You need to follow the steps suggested by @Artem Maslov in his previous answer or steps described here and then link PYTHONPATH to the Lib folder of the extracted Python-3.x folder. Before you build your downloaded Python-3.x files, make sure to find the right dependencies for your version.

In my case (my GDB required Python 3.8), the command to set PYTHONPATH looked the following way:

export PYTHONPATH=/usr/share/arm-gnu-toolchain-11.3.rel1-x86_64-arm-none-eabi/dependencies/Python-3.8.14/Lib

Then hit

arm-none-eabi-gdb --version

and if the installation went good, GDB should work.

Good luck!!

0

You can use gdb-multiarch as arm-none-eabi-gdb on Ubuntu22.04.

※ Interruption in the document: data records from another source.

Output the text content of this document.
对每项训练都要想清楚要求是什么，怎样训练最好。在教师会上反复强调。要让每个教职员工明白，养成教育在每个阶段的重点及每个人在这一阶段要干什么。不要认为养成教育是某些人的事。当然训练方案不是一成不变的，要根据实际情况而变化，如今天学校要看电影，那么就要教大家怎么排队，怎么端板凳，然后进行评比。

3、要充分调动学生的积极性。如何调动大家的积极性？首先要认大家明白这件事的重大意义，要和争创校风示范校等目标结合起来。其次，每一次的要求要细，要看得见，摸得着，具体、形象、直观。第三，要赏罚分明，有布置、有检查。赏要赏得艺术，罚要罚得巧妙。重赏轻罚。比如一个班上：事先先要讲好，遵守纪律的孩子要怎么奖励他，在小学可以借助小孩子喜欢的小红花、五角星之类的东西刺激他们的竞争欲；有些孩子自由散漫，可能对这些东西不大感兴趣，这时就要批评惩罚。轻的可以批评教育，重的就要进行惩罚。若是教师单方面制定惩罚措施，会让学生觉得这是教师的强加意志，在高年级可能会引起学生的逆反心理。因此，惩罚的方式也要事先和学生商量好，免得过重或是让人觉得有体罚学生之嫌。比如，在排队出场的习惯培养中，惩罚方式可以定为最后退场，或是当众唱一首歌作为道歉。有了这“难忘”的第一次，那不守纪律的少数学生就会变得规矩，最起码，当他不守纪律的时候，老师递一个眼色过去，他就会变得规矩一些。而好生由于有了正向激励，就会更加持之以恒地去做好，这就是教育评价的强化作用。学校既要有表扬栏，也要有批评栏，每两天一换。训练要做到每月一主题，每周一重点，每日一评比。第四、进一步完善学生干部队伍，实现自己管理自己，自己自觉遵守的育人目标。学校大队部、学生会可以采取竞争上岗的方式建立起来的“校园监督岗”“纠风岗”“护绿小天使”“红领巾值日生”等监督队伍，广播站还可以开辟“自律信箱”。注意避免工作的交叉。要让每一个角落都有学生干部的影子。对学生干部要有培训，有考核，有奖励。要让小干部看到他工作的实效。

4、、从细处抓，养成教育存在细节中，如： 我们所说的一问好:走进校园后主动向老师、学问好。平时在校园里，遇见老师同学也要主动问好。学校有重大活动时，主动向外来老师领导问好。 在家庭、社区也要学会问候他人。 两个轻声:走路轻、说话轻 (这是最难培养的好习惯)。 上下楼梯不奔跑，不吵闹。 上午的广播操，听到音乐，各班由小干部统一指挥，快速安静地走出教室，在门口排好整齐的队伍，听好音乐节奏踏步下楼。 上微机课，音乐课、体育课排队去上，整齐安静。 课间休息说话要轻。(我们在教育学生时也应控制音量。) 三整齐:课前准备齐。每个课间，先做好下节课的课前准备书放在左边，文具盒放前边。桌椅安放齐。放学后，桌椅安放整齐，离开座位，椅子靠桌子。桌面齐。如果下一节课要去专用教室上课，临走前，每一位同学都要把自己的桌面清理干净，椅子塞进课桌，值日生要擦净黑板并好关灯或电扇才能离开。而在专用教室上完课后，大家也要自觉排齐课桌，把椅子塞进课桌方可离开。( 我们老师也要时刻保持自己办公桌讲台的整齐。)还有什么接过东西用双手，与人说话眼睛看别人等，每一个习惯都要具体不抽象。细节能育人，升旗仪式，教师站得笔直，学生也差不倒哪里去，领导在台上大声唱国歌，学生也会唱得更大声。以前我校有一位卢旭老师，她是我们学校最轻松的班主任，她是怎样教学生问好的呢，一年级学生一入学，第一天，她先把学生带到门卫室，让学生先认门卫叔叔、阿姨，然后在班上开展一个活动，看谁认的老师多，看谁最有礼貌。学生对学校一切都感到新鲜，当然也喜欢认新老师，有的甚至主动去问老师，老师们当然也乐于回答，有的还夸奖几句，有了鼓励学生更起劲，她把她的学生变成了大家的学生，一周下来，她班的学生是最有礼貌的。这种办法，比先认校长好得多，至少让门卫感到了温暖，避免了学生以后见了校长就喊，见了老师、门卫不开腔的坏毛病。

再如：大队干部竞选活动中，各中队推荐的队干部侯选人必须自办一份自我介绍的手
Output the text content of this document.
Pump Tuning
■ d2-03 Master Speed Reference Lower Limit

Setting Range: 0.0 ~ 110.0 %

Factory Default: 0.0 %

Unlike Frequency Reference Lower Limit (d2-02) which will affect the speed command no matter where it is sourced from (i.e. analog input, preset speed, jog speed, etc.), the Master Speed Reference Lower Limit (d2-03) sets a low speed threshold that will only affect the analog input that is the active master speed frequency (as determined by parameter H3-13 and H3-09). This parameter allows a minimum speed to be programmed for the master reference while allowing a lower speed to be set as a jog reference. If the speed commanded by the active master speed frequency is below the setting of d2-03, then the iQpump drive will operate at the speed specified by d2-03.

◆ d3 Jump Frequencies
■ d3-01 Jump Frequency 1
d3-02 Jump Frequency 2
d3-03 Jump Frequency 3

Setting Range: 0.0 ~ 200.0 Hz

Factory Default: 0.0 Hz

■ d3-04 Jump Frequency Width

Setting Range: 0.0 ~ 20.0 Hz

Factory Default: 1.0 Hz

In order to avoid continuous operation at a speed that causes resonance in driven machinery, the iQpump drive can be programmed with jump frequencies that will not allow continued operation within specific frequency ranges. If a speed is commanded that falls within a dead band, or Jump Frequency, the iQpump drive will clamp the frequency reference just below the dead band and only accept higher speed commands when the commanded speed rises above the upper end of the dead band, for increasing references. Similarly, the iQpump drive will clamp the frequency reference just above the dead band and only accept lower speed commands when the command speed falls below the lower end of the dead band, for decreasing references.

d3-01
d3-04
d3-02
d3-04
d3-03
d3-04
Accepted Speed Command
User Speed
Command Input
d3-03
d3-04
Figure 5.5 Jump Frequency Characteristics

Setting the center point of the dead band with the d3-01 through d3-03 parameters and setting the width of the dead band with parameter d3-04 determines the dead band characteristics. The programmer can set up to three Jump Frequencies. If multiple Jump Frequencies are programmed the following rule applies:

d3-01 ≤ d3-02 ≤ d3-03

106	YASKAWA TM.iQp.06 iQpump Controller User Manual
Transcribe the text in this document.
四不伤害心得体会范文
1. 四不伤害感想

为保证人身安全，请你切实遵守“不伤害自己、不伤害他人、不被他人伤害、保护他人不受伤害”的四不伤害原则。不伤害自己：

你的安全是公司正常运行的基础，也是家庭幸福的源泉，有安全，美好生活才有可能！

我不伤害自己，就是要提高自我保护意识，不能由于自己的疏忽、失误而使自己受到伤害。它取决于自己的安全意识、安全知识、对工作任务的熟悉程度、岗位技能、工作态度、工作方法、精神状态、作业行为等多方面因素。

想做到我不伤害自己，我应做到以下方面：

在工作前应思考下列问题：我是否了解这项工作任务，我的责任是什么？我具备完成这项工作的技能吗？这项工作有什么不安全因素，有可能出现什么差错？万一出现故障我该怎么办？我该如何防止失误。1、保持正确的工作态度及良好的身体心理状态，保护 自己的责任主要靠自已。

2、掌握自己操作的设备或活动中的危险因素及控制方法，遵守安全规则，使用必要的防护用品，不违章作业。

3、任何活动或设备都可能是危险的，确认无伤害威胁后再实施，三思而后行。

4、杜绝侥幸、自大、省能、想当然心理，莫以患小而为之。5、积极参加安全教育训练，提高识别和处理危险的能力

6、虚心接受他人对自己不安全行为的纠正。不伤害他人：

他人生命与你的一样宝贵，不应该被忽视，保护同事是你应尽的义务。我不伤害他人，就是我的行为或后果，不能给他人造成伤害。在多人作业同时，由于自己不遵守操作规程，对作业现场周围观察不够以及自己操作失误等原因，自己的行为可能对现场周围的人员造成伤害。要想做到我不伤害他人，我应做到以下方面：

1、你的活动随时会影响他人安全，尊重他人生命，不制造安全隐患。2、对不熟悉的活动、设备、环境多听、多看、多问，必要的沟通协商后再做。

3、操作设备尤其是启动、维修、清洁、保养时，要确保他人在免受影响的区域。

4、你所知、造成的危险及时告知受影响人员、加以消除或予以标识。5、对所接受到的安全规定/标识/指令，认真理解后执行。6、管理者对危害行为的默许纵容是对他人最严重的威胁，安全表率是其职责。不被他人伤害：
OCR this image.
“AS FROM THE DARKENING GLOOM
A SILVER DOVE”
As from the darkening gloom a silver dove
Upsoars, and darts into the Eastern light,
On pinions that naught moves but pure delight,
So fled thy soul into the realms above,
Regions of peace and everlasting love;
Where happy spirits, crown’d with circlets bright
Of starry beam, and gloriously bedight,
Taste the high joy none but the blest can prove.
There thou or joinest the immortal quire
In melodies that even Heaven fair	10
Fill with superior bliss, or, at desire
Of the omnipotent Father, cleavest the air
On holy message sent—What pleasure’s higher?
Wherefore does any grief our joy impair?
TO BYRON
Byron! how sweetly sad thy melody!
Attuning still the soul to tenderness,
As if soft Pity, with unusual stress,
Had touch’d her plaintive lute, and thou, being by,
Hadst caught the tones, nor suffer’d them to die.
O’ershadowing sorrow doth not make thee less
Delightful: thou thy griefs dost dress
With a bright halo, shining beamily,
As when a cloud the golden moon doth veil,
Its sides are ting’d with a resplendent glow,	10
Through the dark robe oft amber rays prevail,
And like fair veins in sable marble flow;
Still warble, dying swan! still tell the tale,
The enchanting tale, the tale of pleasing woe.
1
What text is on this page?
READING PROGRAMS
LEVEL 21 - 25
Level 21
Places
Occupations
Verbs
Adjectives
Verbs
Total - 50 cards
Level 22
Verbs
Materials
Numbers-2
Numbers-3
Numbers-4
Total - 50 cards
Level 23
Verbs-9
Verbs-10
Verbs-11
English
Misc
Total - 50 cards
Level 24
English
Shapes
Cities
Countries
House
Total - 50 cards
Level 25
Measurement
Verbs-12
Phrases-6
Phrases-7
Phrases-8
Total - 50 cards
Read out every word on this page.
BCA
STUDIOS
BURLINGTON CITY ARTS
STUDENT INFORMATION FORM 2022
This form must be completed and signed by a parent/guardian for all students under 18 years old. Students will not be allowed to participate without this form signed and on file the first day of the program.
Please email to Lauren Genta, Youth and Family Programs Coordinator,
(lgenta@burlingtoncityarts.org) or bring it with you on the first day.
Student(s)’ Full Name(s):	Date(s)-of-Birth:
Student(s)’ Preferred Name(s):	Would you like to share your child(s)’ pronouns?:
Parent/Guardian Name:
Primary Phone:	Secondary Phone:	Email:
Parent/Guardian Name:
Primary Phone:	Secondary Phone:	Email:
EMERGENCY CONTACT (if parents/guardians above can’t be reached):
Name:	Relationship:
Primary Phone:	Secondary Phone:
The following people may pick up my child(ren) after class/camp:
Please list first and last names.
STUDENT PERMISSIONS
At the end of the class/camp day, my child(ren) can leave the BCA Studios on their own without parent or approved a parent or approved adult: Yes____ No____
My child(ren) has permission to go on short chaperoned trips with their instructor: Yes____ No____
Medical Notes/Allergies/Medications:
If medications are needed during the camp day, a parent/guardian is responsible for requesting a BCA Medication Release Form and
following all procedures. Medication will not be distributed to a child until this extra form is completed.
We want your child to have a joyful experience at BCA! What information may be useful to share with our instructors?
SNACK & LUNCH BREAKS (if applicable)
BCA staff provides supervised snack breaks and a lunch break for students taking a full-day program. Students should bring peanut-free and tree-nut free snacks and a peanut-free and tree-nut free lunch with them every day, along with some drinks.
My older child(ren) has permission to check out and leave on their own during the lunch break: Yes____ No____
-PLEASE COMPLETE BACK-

sudo apt install -y gdb-multiarch
sudo ln -s /usr/bin/gdb-multiarch /usr/bin/arm-none-eabi-gdb
arm-none-eabi-gdb --version
GNU gdb (Ubuntu 12.1-0ubuntu1~22.04) 12.1
Copyright (C) 2022 Free Software Foundation, Inc.
License GPLv3+: GNU GPL version 3 or later <http://gnu.org/licenses/gpl.html>
This is free software: you are free to change and redistribute it.
There is NO WARRANTY, to the extent permitted by law.

Reference: How can I install "gdb-arm-none-eabi" on Ubuntu 18.04 (Bionic Beaver)?